Let’s say you value feeling passionate about what you do. The cost might be uncertainty and the vulnerability of branching out into the unknown to pursue your dream. This has definitely been the case with me when it comes to farming. I had to say goodbye to a steady pay check and hello to the uncertainty of working with nature and bringing in my own income.

What I have noticed with myself is that while I can acknowledge the importance of a particular value, my fear of taking action has kept me in a position of admiring it from afar rather than exemplifying it. It’s only recently that I’ve started to live more deliberately as an expression of my values. And, though it remains a work-in-progress, it’s paying off.

Whatever the cost, don’t underestimate the new worth you generate from living by your values.

It’s cost-benefit analysis, plain and simple. Health is an easy example of this. It’s only when we’ve gone through the initial discomfort of changing our diets and committing to exercise that we get to reap the benefits of feeling more energy and looking healthier.

If it’s money you choose to value, that doesn’t necessarily make you shallow or materialistic. Valuing money rather than being careless with it can generate a feeling of security, knowing you can make ends meet or have some savings on hand when times are tough. Even the feeling of having a plan to deal with debt can eliminate a lot of stress. And less stress is definitely a benefit.

If it’s respect for the environment that you value, the generated worth might be the sense that despite all the factors that continue to contribute to degrading our natural environment, you're NOT contributing. You're doing your part. A benefit could also be the little victory you feel when you inspire someone else to consider changing their habits.

As for living your passion, here’s what I’ve found from my experience. While farming means accepting a lot of uncertainly, at least right now, those little moments when I am out in the garden and I discover a beautifully ripe pepper, or I catch the sultry smell of basil in the air, or maybe I just feel a sense of peace fall over me as an eagle flies by… like a Master-Card commercial, those moments are priceless. Everything makes sense in them; even something as hard to pin as uncertainty.

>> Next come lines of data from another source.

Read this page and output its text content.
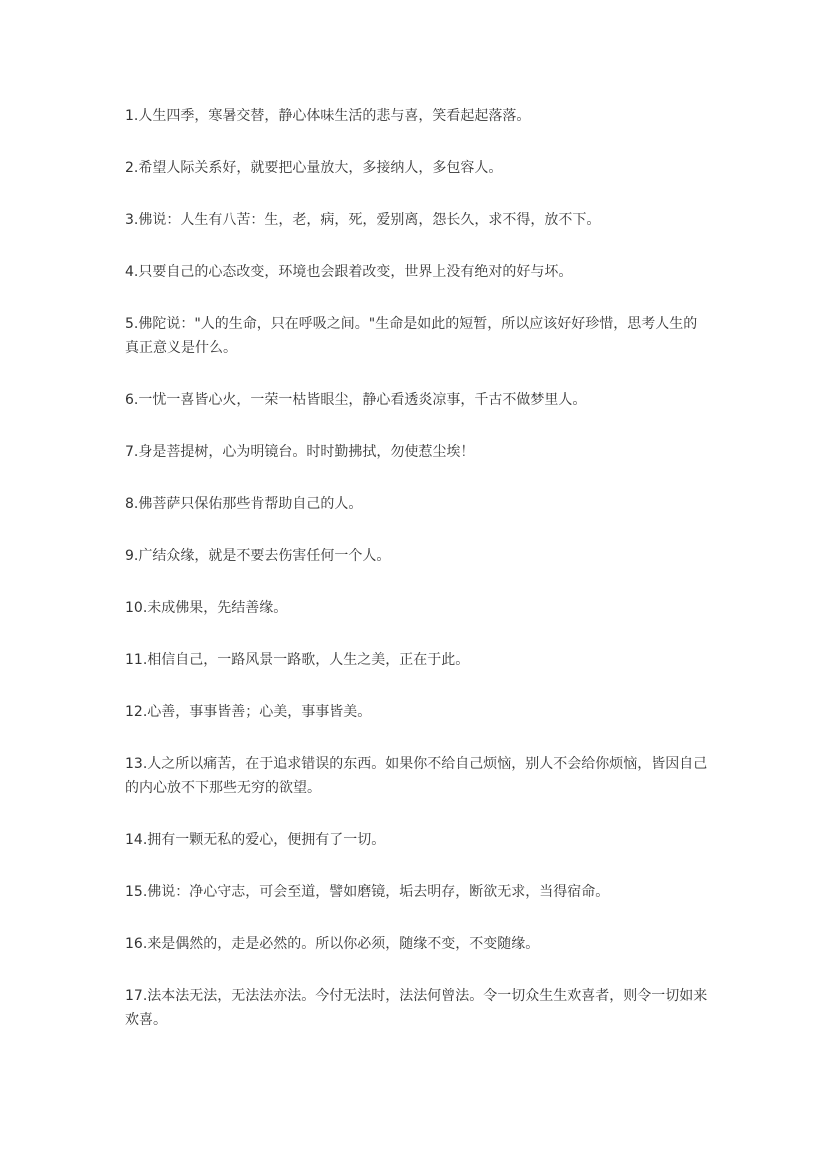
1.人生四季，寒暑交替，静心体味生活的悲与喜，笑看起起落落。

2.希望人际关系好，就要把心量放大，多接纳人，多包容人。

3.佛说：人生有八苦：生，老，病，死，爱别离，怨长久，求不得，放不下。

4.只要自己的心态改变，环境也会跟着改变，世界上没有绝对的好与坏。

5.佛陀说："人的生命，只在呼吸之间。"生命是如此的短暂，所以应该好好珍惜，思考人生的真正意义是什么。

6.一忧一喜皆心火，一荣一枯皆眼尘，静心看透炎凉事，千古不做梦里人。

7.身是菩提树，心为明镜台。时时勤拂拭，勿使惹尘埃！

8.佛菩萨只保佑那些肯帮助自己的人。

9.广结众缘，就是不要去伤害任何一个人。

10.未成佛果，先结善缘。

11.相信自己，一路风景一路歌，人生之美，正在于此。

12.心善，事事皆善；心美，事事皆美。

13.人之所以痛苦，在于追求错误的东西。如果你不给自己烦恼，别人不会给你烦恼，皆因自己的内心放不下那些无穷的欲望。

14.拥有一颗无私的爱心，便拥有了一切。

15.佛说：净心守志，可会至道，譬如磨镜，垢去明存，断欲无求，当得宿命。

16.来是偶然的，走是必然的。所以你必须，随缘不变，不变随缘。

17.法本法无法，无法法亦法。今付无法时，法法何曾法。令一切众生生欢喜者，则令一切如来欢喜。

When it came to confronting my manager, I decided the cost of fear and discomfort were worth it, rather than succumbing to my people-pleasing, peace-keeping, pushover ways. When I sat down with him and explained the situation, it was very awkward. His reaction was instantaneous and bizarrely theatrical. In the air I smelled his guilt go up in flames. After some more weird, uncomfortable interactions and a few people-pleasing slips on my part (e.g. apologizing for the situation), while he didn’t flat-out admit to anything, he did have the damage covered by his insurance.

Sure, it was a relief to know I didn’t have to pay for something I didn’t do. But more than that, it felt amazing to confront my fear and stand up for myself. I valued my own self-worth more than what my manager thought of me. Not only did I reap the benefit of walking my talk and expressing my values, I also rid myself of some very draining anti-values. Here’s the thing,

While there might be a cost to living by your values, the cost of NOT living by them is almost always greater.

What does denial cost you? What do those little lies you tell yourself to avoid the fear of doing the right thing cost you? These behaviours take their toll on your health and happiness.

If there’s something you’ve been meaning to do or say, ask yourself why you haven’t. Get real with yourself about why you haven’t. Maybe it truly isn’t the right time, or maybe you’re just scared.

Decisions are the hardest thing we have to do in life. When we’ve got clarity about our values, making decisions becomes easier because the consequences of those decisions are buffered in authenticity. If we take a hit, pain can only scratch the surface. Like a shiny coat of paint over the damage, when we live life as an expression of our values we are continuously restored.